The idea of a keysigning party is to get other people to verify your identity so they can digitally sign your PGP public key. This expands your web of trust, because now anyone who trusts the signer can also trust that your key really belongs to you. More info at [1] and much more info at [2].

To get signatures while geohashing, you need to bring the following items:

  • Reliable photo identification: A passport is probably the ultimate form of ID, but any other government issued photo id (drivers license, for instance) should also be suitable.
  • additional identification: Just for added verification, some additional ID, like a credit card with your name on it, a student ID, etc., is a good idea.
  • PGP Key information: People will need this in order to actually get your key later so they can sign it. It should include your full name, your key-id, and the full fingerprint of your key. So basically, gpg --fingerprint <MYKEYID> should work pretty well. Print (or write) a handful of copies so each signer can take one home. It shouldn't take up that much space on the paper, so print as many copies as you can on one sheet of paper, then cut into strips.
  • Contact information: So you can collect the signatures once they are made, include either an email address that they can be sent to, or indicate a public keyserver (such as http://keys.gnupg.net/) that signature should be uploaded to.
  • Verifiable signature: As an added security measure, write out today's date and the hash coordinates, then sign it (ASCII guarded) with your private key. Include this with the key information so signers can verify that you have the correct private key.
    • Sticking with the geohashing formula of just the date and DJIA is probably ok, too. Basically, you want something that wasn't known until that day and is easily confirmed by a hasher. The days coordinates are actually probably easier to confirm than the DJIA.
    • To make this easier, plan to give this signature to the signer electronically. If you can't do it in person (for instance, on a flash drive), then give them the paper copy and agree on how you can provide it to them later (email, for instance, or perhaps on your geohashing userpage). This way, they can use the electronic copy to actually verify the signature, and then just do an eyeball check against the printer copy to confirm the signature you sent is the same as the one you gave them.

Before the meetup

When arranging meetups, it's a good idea to indicate that you will be bringing your key information and are willing to sign others' keys.

You can use the PGP Userbox to mark yourself as a PGP user, and find other users in the PGP key owners category.

At the meetup

At the meetup, find out who has keys they want to be signed. Collect that person's key information, as described above. Before signing, you must verify the person's identity, and make sure it matches the identity described in the key. Check their reliable photo ID and any additional ID they can provide, make sure the photos match the person you're looking at, make sure they all use the same name and birthday, etc. Then make sure this is the same name as is listed in the key (which you won't know for sure until you actually go home and download the key).

Once you're confident that they are who they claim to be, make a mark on your copy of their information to remind yourself later that you verified their identity (and then keep that copy securely in your possession). Make sure you both agree on how you will get their public key (email, keyserver, or perhaps they brought you a cheap flash drive that has it), and how you will provide the signature (for instance, by email, or uploading to a keyserver). Also give them an estimate of when you will be to actually provide the signature (hopefully no more than a few days).

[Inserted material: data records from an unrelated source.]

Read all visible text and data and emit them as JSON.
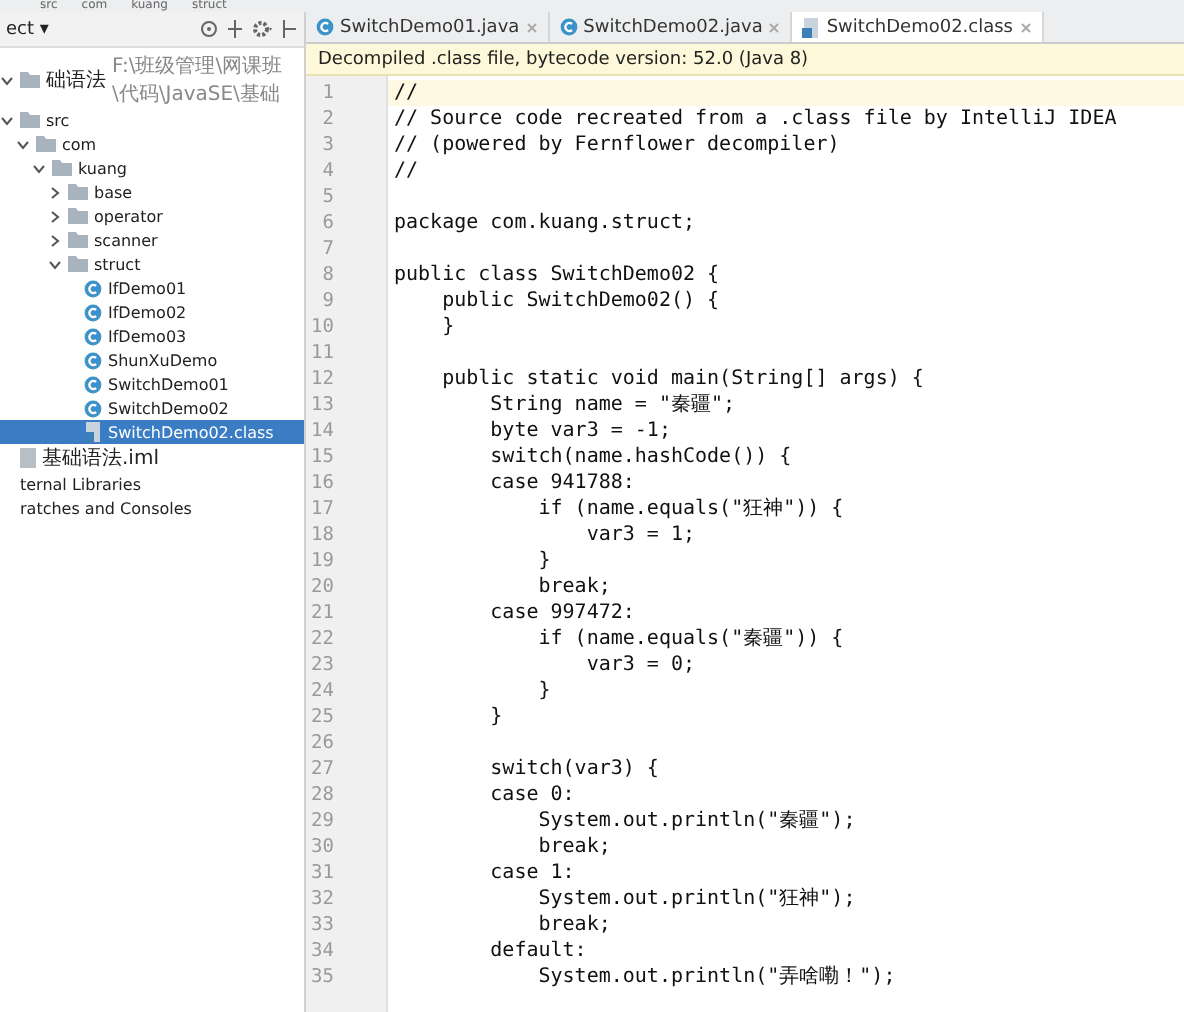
{
  "breadcrumbs": [
    "src",
    "com",
    "kuang",
    "struct"
  ],
  "project_panel": {
    "title": "ect",
    "menu_caret": "▾",
    "tree": [
      {
        "kind": "module",
        "label": "础语法",
        "path": "F:\\班级管理\\网课班\\代码\\JavaSE\\基础",
        "selected": false,
        "expanded": true,
        "children": [
          {
            "kind": "folder",
            "label": "src",
            "selected": false,
            "expanded": true,
            "children": [
              {
                "kind": "folder",
                "label": "com",
                "selected": false,
                "expanded": true,
                "children": [
                  {
                    "kind": "package",
                    "label": "kuang",
                    "selected": false,
                    "expanded": true,
                    "children": [
                      {
                        "kind": "package",
                        "label": "base",
                        "selected": false,
                        "expanded": false
                      },
                      {
                        "kind": "package",
                        "label": "operator",
                        "selected": false,
                        "expanded": false
                      },
                      {
                        "kind": "package",
                        "label": "scanner",
                        "selected": false,
                        "expanded": false
                      },
                      {
                        "kind": "package",
                        "label": "struct",
                        "selected": false,
                        "expanded": true,
                        "children": [
                          {
                            "kind": "class",
                            "label": "IfDemo01",
                            "selected": false
                          },
                          {
                            "kind": "class",
                            "label": "IfDemo02",
                            "selected": false
                          },
                          {
                            "kind": "class",
                            "label": "IfDemo03",
                            "selected": false
                          },
                          {
                            "kind": "class",
                            "label": "ShunXuDemo",
                            "selected": false
                          },
                          {
                            "kind": "class",
                            "label": "SwitchDemo01",
                            "selected": false
                          },
                          {
                            "kind": "class",
                            "label": "SwitchDemo02",
                            "selected": false
                          },
                          {
                            "kind": "class-file",
                            "label": "SwitchDemo02.class",
                            "selected": true
                          }
                        ]
                      }
                    ]
                  }
                ]
              }
            ]
          },
          {
            "kind": "iml",
            "label": "基础语法.iml",
            "selected": false
          }
        ]
      },
      {
        "kind": "libraries",
        "label": "ternal Libraries",
        "selected": false
      },
      {
        "kind": "scratches",
        "label": "ratches and Consoles",
        "selected": false
      }
    ]
  },
  "tabs": [
    {
      "kind": "class",
      "label": "SwitchDemo01.java",
      "selected": false
    },
    {
      "kind": "class",
      "label": "SwitchDemo02.java",
      "selected": false
    },
    {
      "kind": "class-file",
      "label": "SwitchDemo02.class",
      "selected": true
    }
  ],
  "notice": "Decompiled .class file, bytecode version: 52.0 (Java 8)",
  "editor": {
    "lines": [
      {
        "number": "1",
        "code": "//",
        "current": true
      },
      {
        "number": "2",
        "code": "// Source code recreated from a .class file by IntelliJ IDEA",
        "current": false
      },
      {
        "number": "3",
        "code": "// (powered by Fernflower decompiler)",
        "current": false
      },
      {
        "number": "4",
        "code": "//",
        "current": false
      },
      {
        "number": "5",
        "current": false
      },
      {
        "number": "6",
        "code": "package com.kuang.struct;",
        "current": false
      },
      {
        "number": "7",
        "current": false
      },
      {
        "number": "8",
        "code": "public class SwitchDemo02 {",
        "current": false
      },
      {
        "number": "9",
        "code": "    public SwitchDemo02() {",
        "current": false
      },
      {
        "number": "10",
        "code": "    }",
        "current": false
      },
      {
        "number": "11",
        "current": false
      },
      {
        "number": "12",
        "code": "    public static void main(String[] args) {",
        "current": false
      },
      {
        "number": "13",
        "code": "        String name = \"秦疆\";",
        "current": false
      },
      {
        "number": "14",
        "code": "        byte var3 = -1;",
        "current": false
      },
      {
        "number": "15",
        "code": "        switch(name.hashCode()) {",
        "current": false
      },
      {
        "number": "16",
        "code": "        case 941788:",
        "current": false
      },
      {
        "number": "17",
        "code": "            if (name.equals(\"狂神\")) {",
        "current": false
      },
      {
        "number": "18",
        "code": "                var3 = 1;",
        "current": false
      },
      {
        "number": "19",
        "code": "            }",
        "current": false
      },
      {
        "number": "20",
        "code": "            break;",
        "current": false
      },
      {
        "number": "21",
        "code": "        case 997472:",
        "current": false
      },
      {
        "number": "22",
        "code": "            if (name.equals(\"秦疆\")) {",
        "current": false
      },
      {
        "number": "23",
        "code": "                var3 = 0;",
        "current": false
      },
      {
        "number": "24",
        "code": "            }",
        "current": false
      },
      {
        "number": "25",
        "code": "        }",
        "current": false
      },
      {
        "number": "26",
        "current": false
      },
      {
        "number": "27",
        "code": "        switch(var3) {",
        "current": false
      },
      {
        "number": "28",
        "code": "        case 0:",
        "current": false
      },
      {
        "number": "29",
        "code": "            System.out.println(\"秦疆\");",
        "current": false
      },
      {
        "number": "30",
        "code": "            break;",
        "current": false
      },
      {
        "number": "31",
        "code": "        case 1:",
        "current": false
      },
      {
        "number": "32",
        "code": "            System.out.println(\"狂神\");",
        "current": false
      },
      {
        "number": "33",
        "code": "            break;",
        "current": false
      },
      {
        "number": "34",
        "code": "        default:",
        "current": false
      },
      {
        "number": "35",
        "code": "            System.out.println(\"弄啥嘞！\");",
        "current": false
      }
    ]
  }
}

Of course, don't forget to distribute your information in the same way to anyone who agrees to sign your key.

Note that it is generally recommended not to view the key or perform any signature at the actual meetup, even if you have access to the necessary equipment (computer and Internet, for instance). It basically just provides an unlikely but possible way for the integrity of the verification and signature process to be compromised.

After the meetup

After the meetup, get your copy of the public key, and verify that the entire fingerprint matches, and that the user id matches the name that they provided and that you verified in person. If they gave you a verifiable signature, enter it (carefully) into a file and verify that the signature is correct, and that the information they signed is correct for that day's hash (proving it was made recently). If everything checks out, sign their key, export your signature, and either email it back to them, or publish it to a keyserver, depending on what was agreed upon.